Gold is knocking at the door of a new bull market, but we have noted that this will not come easily and it surely hasn’t. What the chart has going for it is rising volume interest, gently positive RSI, a positive AROON trend and a completely flattened out downtrend and fledgling upturn by ADX and its +DI above -DI. Another positive is the simple fact that the more times resistance is attacked by price, the weaker it tends to become. Gold is taking its 4th crack at it.
Silver has been in lock down vs. gold. But it can still be viewed as a leader in waiting for the precious metals, especially given its relatively positive CoT structure. RSI is just negative below 50, AROON is positive and ADX shows an exhausted downtrend, although -DI is still above +DI.

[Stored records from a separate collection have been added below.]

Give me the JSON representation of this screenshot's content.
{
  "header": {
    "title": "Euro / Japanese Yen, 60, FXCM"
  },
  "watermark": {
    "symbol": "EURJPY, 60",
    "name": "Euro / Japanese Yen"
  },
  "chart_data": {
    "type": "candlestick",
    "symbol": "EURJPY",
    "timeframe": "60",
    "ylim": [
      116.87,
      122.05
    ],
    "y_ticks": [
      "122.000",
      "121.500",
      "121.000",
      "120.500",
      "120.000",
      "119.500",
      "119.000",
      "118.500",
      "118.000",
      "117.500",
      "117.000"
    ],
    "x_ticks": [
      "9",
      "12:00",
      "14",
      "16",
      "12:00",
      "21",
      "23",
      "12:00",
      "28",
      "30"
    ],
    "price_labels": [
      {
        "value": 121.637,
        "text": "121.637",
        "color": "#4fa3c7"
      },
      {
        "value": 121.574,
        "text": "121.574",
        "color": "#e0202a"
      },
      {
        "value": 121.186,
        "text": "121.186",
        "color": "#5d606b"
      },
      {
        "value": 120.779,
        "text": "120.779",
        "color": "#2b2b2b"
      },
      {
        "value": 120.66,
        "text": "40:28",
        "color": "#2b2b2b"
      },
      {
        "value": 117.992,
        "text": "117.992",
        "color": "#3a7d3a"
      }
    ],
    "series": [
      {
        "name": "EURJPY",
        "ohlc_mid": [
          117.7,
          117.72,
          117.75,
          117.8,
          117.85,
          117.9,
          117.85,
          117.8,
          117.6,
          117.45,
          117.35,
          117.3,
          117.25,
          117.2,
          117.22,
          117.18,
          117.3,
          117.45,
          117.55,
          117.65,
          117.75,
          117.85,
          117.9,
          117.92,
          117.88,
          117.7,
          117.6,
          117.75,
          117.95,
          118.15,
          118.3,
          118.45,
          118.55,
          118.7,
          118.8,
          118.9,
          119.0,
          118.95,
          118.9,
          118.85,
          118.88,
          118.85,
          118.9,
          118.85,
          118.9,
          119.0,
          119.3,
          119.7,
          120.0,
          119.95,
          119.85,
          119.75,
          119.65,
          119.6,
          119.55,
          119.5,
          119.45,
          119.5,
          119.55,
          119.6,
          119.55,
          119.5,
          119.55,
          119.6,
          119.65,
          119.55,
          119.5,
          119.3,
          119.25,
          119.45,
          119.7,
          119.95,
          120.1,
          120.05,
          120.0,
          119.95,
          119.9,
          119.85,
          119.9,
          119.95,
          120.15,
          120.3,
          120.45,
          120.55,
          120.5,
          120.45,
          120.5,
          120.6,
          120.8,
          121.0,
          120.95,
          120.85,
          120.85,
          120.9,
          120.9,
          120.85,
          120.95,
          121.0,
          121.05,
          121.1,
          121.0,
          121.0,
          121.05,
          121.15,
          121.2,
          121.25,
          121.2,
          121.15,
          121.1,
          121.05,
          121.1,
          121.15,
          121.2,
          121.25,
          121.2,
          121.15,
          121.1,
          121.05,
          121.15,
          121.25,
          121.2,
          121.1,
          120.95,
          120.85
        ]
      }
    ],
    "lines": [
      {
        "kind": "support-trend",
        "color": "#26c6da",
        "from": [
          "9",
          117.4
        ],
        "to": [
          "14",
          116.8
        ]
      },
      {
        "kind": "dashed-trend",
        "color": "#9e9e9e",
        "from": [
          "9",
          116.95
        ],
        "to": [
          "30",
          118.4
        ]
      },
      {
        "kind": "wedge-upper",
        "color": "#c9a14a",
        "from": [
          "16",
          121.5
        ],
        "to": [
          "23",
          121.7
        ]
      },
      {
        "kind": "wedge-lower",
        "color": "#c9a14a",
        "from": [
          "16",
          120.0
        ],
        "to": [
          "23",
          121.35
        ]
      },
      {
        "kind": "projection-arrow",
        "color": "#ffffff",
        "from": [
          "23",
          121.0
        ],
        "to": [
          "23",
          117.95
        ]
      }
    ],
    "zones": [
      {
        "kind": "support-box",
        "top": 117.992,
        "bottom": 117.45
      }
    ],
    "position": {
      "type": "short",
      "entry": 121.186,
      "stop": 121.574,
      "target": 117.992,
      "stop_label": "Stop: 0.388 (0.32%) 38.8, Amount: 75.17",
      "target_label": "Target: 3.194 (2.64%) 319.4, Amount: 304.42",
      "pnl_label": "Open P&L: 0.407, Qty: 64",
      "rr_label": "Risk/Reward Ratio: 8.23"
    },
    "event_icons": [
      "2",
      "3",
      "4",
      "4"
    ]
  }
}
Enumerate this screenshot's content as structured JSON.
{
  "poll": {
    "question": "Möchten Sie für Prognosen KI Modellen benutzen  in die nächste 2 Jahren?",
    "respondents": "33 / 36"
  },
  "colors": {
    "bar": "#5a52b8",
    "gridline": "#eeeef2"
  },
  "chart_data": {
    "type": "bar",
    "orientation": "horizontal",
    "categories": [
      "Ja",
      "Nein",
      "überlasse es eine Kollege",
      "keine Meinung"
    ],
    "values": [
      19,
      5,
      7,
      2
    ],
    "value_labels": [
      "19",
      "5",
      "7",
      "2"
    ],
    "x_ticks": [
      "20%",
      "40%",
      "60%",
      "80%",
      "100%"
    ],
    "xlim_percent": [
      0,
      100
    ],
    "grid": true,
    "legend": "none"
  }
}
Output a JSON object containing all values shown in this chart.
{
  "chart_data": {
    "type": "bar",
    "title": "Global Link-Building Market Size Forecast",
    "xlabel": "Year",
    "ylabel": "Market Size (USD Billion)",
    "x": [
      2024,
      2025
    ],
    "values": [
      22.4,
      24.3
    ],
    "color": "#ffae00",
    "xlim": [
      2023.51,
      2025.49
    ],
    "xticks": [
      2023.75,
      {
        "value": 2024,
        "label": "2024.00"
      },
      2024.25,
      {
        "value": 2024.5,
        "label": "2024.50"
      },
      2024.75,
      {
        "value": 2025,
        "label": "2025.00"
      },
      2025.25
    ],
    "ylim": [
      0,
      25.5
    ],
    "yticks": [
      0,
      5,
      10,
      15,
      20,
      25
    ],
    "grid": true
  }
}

The real story of this chart, which shows the rest of the sorry post-bubble history from the 2011 chart above, is an extended bear market, sharp upturn in 2016 and what seems like a forever consolidation of that upturn. I can assure you it will not be forever. If this is a prelude to a bullish resolution the job of this consolidation will have been to grind away at the spirits of every last player who got bullish in 2016, thinking it was a new bull market (which it may well have been).
HUI is similar. The upward burst in 2016 has been ground away at for 1.5 years now. The former downtrend is completely eliminated but there is no sign yet of a new upturn.
Which brings us back around to the beginning of the article. Is the macro shifting per our 3 Amigos indicators (SPX vs. gold, long-term interest rates to their decades-old limiters and the end of the yield curve’s flattening)? The fate of the S&P 500, now bouncing as expected, will directly inform the view of the counter-cyclical gold sector.
Whether the resolution to the broad market is to be bullish or bearish, it is going to take active management and updating of macro indicators all along the way to said resolution. NFTRH stands ready and engaged, as I have not seen the likes of this phase since 2015, which was a time to separate the wheat from the chaff where market strategy is concerned.